We focus on probabilistic edge and risk control, not prediction.

Strategy Mechanics

Data & Signal Generation

    Our models analyse historical price behaviour, volatility regimes, and structural patterns to generate directional signals (long, short, or flat). Signals are:

    • deterministic (same inputs → same decision)
    • testable and documented
    • independent of news or discretionary views

     Μarket universe

      We trade a curated universe of liquid futures, such as:

      • US micro equity index futures – MES, MNQ, MYM, M2K
      • Metals – e.g. Gold, Silver, Palladium (universe expanding)
      • Selected energy, FX and rate futures where liquidity and cost structure are suitable

      The universe is chosen for:

      • 24-hour trading availability
      • strong liquidity
      • transparent exchange trading

      EXECUTION

        All trades are routed via API
        (such as the Interactive Brokers API), enabling:

        • automated order placement and management
        • consistent execution logic
        • full logging for audit and analysis
        • minimal emotional interference

          Evrydiki trades a curated selection of liquid, transparent futures instruments that allow around-the-clock exposure with tightly managed risk.

          Risk Framework

          Risk is the core of Evrydiki’s design. Key components:

          Fractional Kelly Position Sizing

          We use fractional Kelly logic to determine how much capital to risk per trade, adjusted for:

          • estimated edge
          • volatility
          • capital base
          • drawdown tolerance

          Drawdown Limits

          We define maximum drawdowns at:

          • portfolio level
          • instrument level
          • daily level

          If these thresholds are reached, the system automatically reduces exposure or enters pause mode.
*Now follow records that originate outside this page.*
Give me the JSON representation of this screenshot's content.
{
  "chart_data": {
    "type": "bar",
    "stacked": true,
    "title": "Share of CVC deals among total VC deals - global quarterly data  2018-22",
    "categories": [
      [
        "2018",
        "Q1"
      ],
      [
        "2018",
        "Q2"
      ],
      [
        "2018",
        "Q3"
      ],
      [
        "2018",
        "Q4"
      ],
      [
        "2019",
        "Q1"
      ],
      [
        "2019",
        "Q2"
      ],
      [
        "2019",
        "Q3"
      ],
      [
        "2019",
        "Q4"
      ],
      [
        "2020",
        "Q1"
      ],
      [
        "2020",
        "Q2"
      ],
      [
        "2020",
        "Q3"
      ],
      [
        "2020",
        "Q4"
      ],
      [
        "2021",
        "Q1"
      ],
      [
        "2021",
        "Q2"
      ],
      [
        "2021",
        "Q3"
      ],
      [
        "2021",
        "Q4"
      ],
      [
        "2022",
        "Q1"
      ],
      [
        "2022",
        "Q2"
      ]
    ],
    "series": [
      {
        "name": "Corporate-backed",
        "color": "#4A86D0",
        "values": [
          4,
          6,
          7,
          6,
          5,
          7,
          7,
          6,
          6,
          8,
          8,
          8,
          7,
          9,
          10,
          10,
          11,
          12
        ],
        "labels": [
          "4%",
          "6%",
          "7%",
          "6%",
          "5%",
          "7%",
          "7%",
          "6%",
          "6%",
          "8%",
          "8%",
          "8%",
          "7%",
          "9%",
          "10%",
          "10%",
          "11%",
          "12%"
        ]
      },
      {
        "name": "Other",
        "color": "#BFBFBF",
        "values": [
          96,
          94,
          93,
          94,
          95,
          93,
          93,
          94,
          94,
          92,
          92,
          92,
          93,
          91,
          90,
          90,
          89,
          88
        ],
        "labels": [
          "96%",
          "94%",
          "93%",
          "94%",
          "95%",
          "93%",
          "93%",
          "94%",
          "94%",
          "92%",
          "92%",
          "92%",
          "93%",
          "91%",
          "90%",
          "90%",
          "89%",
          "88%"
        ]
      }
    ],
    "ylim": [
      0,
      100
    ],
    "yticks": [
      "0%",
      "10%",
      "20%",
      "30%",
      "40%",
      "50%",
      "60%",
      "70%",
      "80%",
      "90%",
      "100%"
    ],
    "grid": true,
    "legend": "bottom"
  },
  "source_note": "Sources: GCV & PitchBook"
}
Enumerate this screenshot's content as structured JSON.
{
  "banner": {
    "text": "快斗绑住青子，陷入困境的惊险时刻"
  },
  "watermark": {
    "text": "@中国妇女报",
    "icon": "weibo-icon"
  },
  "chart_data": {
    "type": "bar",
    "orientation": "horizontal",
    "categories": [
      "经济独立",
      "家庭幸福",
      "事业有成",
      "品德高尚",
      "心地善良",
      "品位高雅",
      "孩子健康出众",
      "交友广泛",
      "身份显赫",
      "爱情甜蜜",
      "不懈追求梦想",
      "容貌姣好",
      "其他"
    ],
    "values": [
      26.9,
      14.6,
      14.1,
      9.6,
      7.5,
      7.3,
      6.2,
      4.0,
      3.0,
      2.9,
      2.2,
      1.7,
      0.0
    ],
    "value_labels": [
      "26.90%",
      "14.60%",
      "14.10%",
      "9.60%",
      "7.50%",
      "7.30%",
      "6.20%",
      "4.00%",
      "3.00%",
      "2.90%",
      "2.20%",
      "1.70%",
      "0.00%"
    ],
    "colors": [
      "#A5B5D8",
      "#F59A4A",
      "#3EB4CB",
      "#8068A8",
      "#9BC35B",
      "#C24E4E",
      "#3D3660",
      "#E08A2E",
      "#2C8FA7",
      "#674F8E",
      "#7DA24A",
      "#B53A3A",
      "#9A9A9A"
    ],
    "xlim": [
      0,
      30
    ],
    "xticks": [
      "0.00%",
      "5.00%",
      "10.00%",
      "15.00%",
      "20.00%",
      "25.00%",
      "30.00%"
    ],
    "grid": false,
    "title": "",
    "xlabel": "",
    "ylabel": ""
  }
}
          Volatility-Adjusted Exposure

          Position sizes adapt to current volatility. Higher volatility → smaller positions; lower volatility → normal ranges. This keeps risk more stable across regimes.

          Contract & Concentration Caps

          Each instrument and asset group has an upper limit on contracts to avoid concentration risk.
          Stress Testing & Validation
          Before deployment, strategies are subjected to:

          • long-horizon backtests
          • out-of-sample testing
          • crisis/“fat tail” scenarios
          • parameter robustness checks

          Only models that remain stable across a range of environments are promoted to live trading.

          Monitoring & Governance

          We maintain:

          • dashboards for open positions, P&L, and exposure
          • automatic alerts on key risk metrics
          • regular reviews of performance vs. expectations

          Human oversight focuses on supervising the system – not overriding it.

          Important Note

          All strategies are evolving and under continuous evaluation.Trading involves risk of loss; past or simulated performance does not guarantee future results.